I avoid to use CASE statement always that is possible. Instead I create a sub inner join with a pair of value – return columns.
I use both if in some simple scenario you mentioned but the fact that you have to provide value for Else condition every time you use iif doesn’t convince me to use it very often.
CASE is an expression, not a statement.
I don’t use IIF because it becomes a mess when you have to account for more than two options. I’d rather keep things more readable and future proof by sticking with CASE so I can add, subtract, or change output options easily. I can’t think of an option where IIF would be better.
The problem is that IIF was borrowed from ittheir Microsoft languages. As your example shows, people use it wrong, because in SQL the the alternative to TRUE is NOT TRUE, which is FALSE OR UNKNOWN, not FALSE.

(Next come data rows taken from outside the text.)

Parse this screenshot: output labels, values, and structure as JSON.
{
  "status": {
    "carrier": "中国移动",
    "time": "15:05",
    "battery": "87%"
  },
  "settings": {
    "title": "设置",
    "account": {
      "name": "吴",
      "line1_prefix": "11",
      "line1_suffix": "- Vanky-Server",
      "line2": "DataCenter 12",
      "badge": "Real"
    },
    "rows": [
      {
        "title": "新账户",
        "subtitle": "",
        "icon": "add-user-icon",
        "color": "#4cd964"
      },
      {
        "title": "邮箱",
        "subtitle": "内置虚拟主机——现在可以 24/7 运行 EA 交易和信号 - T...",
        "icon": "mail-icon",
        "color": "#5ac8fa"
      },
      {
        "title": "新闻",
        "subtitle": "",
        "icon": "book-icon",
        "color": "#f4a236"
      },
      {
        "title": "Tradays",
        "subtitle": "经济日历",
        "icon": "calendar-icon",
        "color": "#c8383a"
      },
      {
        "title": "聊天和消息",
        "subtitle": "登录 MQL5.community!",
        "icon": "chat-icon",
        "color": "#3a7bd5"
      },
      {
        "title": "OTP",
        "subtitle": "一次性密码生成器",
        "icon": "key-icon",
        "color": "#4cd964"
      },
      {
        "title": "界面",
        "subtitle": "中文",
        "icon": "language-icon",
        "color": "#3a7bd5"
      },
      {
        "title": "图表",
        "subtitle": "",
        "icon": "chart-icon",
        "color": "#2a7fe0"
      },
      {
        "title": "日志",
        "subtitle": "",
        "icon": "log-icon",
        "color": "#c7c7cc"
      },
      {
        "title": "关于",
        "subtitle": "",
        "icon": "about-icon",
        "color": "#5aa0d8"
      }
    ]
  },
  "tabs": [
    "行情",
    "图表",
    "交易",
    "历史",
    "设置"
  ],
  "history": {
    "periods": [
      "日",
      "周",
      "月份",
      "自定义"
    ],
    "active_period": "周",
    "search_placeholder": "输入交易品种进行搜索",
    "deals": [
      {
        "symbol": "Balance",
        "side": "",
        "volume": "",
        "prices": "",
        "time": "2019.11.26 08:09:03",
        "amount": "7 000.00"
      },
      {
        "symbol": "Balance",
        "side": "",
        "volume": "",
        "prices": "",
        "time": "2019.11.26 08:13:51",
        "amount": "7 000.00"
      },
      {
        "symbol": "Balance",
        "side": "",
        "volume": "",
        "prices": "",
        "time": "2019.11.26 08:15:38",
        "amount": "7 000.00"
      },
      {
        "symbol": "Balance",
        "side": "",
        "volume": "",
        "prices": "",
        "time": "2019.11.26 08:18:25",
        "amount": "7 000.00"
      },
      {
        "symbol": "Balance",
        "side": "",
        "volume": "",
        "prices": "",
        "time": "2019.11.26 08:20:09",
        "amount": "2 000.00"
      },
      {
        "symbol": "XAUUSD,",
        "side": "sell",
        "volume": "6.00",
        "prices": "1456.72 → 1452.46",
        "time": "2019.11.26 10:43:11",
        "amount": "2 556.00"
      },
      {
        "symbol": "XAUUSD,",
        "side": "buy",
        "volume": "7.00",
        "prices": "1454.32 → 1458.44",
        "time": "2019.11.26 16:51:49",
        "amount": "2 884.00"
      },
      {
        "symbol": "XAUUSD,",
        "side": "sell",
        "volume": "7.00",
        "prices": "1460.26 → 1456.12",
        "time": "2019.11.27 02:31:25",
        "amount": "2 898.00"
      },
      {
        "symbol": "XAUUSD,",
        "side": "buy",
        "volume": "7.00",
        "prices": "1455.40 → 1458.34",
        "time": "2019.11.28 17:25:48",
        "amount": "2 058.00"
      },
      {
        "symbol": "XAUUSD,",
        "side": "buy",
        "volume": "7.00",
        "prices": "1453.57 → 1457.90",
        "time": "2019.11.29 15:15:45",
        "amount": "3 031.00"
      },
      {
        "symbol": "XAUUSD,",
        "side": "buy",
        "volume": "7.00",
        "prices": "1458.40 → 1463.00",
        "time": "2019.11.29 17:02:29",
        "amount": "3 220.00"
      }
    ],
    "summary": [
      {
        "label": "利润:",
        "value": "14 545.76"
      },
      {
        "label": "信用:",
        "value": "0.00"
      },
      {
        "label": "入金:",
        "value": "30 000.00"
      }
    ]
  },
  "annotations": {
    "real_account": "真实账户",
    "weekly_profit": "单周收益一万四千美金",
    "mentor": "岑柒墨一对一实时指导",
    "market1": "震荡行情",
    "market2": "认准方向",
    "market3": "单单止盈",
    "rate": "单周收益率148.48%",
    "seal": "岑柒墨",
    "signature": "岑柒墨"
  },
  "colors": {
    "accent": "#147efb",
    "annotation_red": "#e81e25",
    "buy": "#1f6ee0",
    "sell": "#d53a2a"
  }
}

Seriously, I’m using sql server since version 4.21. This feature never got my attention… until today.
thanks.
So which one is faster? Let’s say you have millions of rows and your Where is limiting the result set to a couple hundred thousand and your condition is comparing a column in the result rows with a literal. Do both functions get processed the same way by the SQL engine? Would that be before or after the WHERE has limited the result set?
Also, I always wondered if ISNULL is also just as fast or faster. I indeunders is has a more limited scope on when you can use it but it would be interesting to know when to use any of the three for performance. Otherwise the new syntax seems like a waste of time to adapt to, especially when you still have to support SQL2008 R2 environments.
Case statements replace nested IIf statements. They allow for easy to read logic in multiple decision steps. For a simple if this then that the IIF works perfectly but not when several steps are required. An example is converting a numeric date to a 3 digit month name.